For a moment he towered there, powerful, bulky, menacing; then his arm dropped heavily—the old stolid expression came back into his face, leaving it calm, bovine, almost stupid again. And he turned, moving slowly toward the door, holding his hat carefully in his gloved hand.

Stepping out of the elevator on the ground floor he encountered Mortimer, and halted instinctively. He had not seen Mortimer for weeks; neither had Leila; and now he looked at him inquiringly, disturbed at his battered and bloodshot appearance.

“Oh,” said Mortimer, “you down here?”

“Have you been out of town?” asked Plank cautiously.

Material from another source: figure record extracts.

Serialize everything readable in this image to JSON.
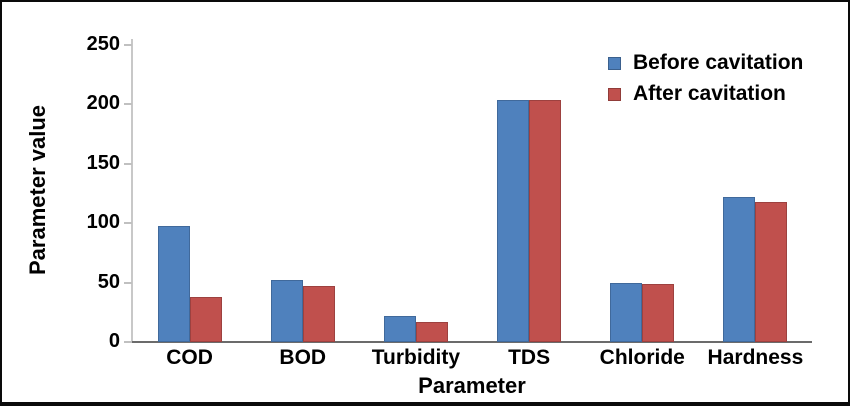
{
  "chart_data": {
    "type": "bar",
    "title": "",
    "xlabel": "Parameter",
    "ylabel": "Parameter value",
    "categories": [
      "COD",
      "BOD",
      "Turbidity",
      "TDS",
      "Chloride",
      "Hardness"
    ],
    "series": [
      {
        "name": "Before cavitation",
        "color": "#4F81BD",
        "values": [
          98,
          52,
          22,
          204,
          50,
          122
        ]
      },
      {
        "name": "After cavitation",
        "color": "#C0504D",
        "values": [
          38,
          47,
          17,
          204,
          49,
          118
        ]
      }
    ],
    "ylim": [
      0,
      250
    ],
    "yticks": [
      0,
      50,
      100,
      150,
      200,
      250
    ],
    "grid": false,
    "legend_position": "upper right"
  },
  "colors": {
    "before_series": "#4F81BD",
    "after_series": "#C0504D",
    "text": "#000000"
  }
}
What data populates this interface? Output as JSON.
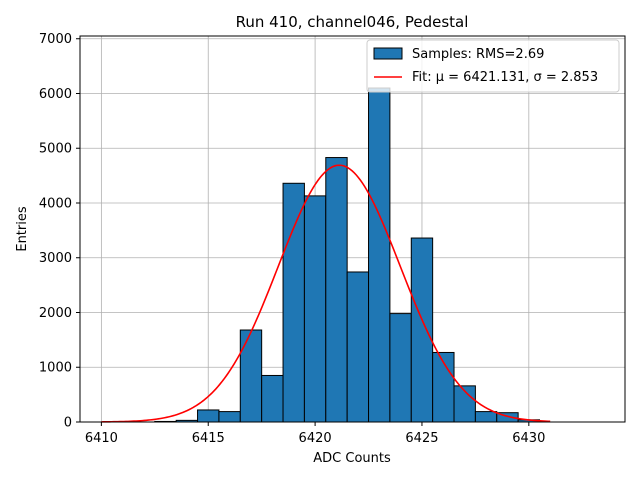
{
  "chart_data": {
    "type": "bar",
    "title": "Run 410, channel046, Pedestal",
    "xlabel": "ADC Counts",
    "ylabel": "Entries",
    "xlim": [
      6409.0,
      6434.5
    ],
    "ylim": [
      0,
      7050
    ],
    "xticks": [
      6410,
      6415,
      6420,
      6425,
      6430
    ],
    "yticks": [
      0,
      1000,
      2000,
      3000,
      4000,
      5000,
      6000,
      7000
    ],
    "grid": true,
    "legend_position": "top-right",
    "bar_color": "#1f77b4",
    "fit_color": "#ff0000",
    "bin_width": 1,
    "bins": [
      {
        "x": 6413,
        "value": 10
      },
      {
        "x": 6414,
        "value": 30
      },
      {
        "x": 6415,
        "value": 220
      },
      {
        "x": 6416,
        "value": 190
      },
      {
        "x": 6417,
        "value": 1680
      },
      {
        "x": 6418,
        "value": 850
      },
      {
        "x": 6419,
        "value": 4360
      },
      {
        "x": 6420,
        "value": 4130
      },
      {
        "x": 6421,
        "value": 4830
      },
      {
        "x": 6422,
        "value": 2740
      },
      {
        "x": 6423,
        "value": 6100
      },
      {
        "x": 6424,
        "value": 1980
      },
      {
        "x": 6425,
        "value": 3360
      },
      {
        "x": 6426,
        "value": 1270
      },
      {
        "x": 6427,
        "value": 660
      },
      {
        "x": 6428,
        "value": 190
      },
      {
        "x": 6429,
        "value": 170
      },
      {
        "x": 6430,
        "value": 40
      }
    ],
    "fit": {
      "mu": 6421.131,
      "sigma": 2.853,
      "amplitude": 4690,
      "x_range": [
        6410,
        6431
      ]
    },
    "series": [
      {
        "name": "Samples: RMS=2.69",
        "kind": "histogram"
      },
      {
        "name": "Fit: μ = 6421.131, σ = 2.853",
        "kind": "line"
      }
    ]
  }
}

Mortimer nodded, and started to pass on toward the bronze cage of the elevator, but something seemed to occur to him suddenly; he checked his pace, turned, and waddled after Plank, rejoining him on the marble steps of the rotunda.

“See here,” he panted, holding Plank by the elbow and breathing heavily even after the short chase across the lobby, “I meant to tell you something. Come over here and sit down a moment.”

Still grasping Plank's elbow in his puffy fingers, he directed him toward a velvet seat in a corner of the lobby; and here they sat down, while Mortimer mopped his fat neck with his handkerchief, swearing at the heat under his breath.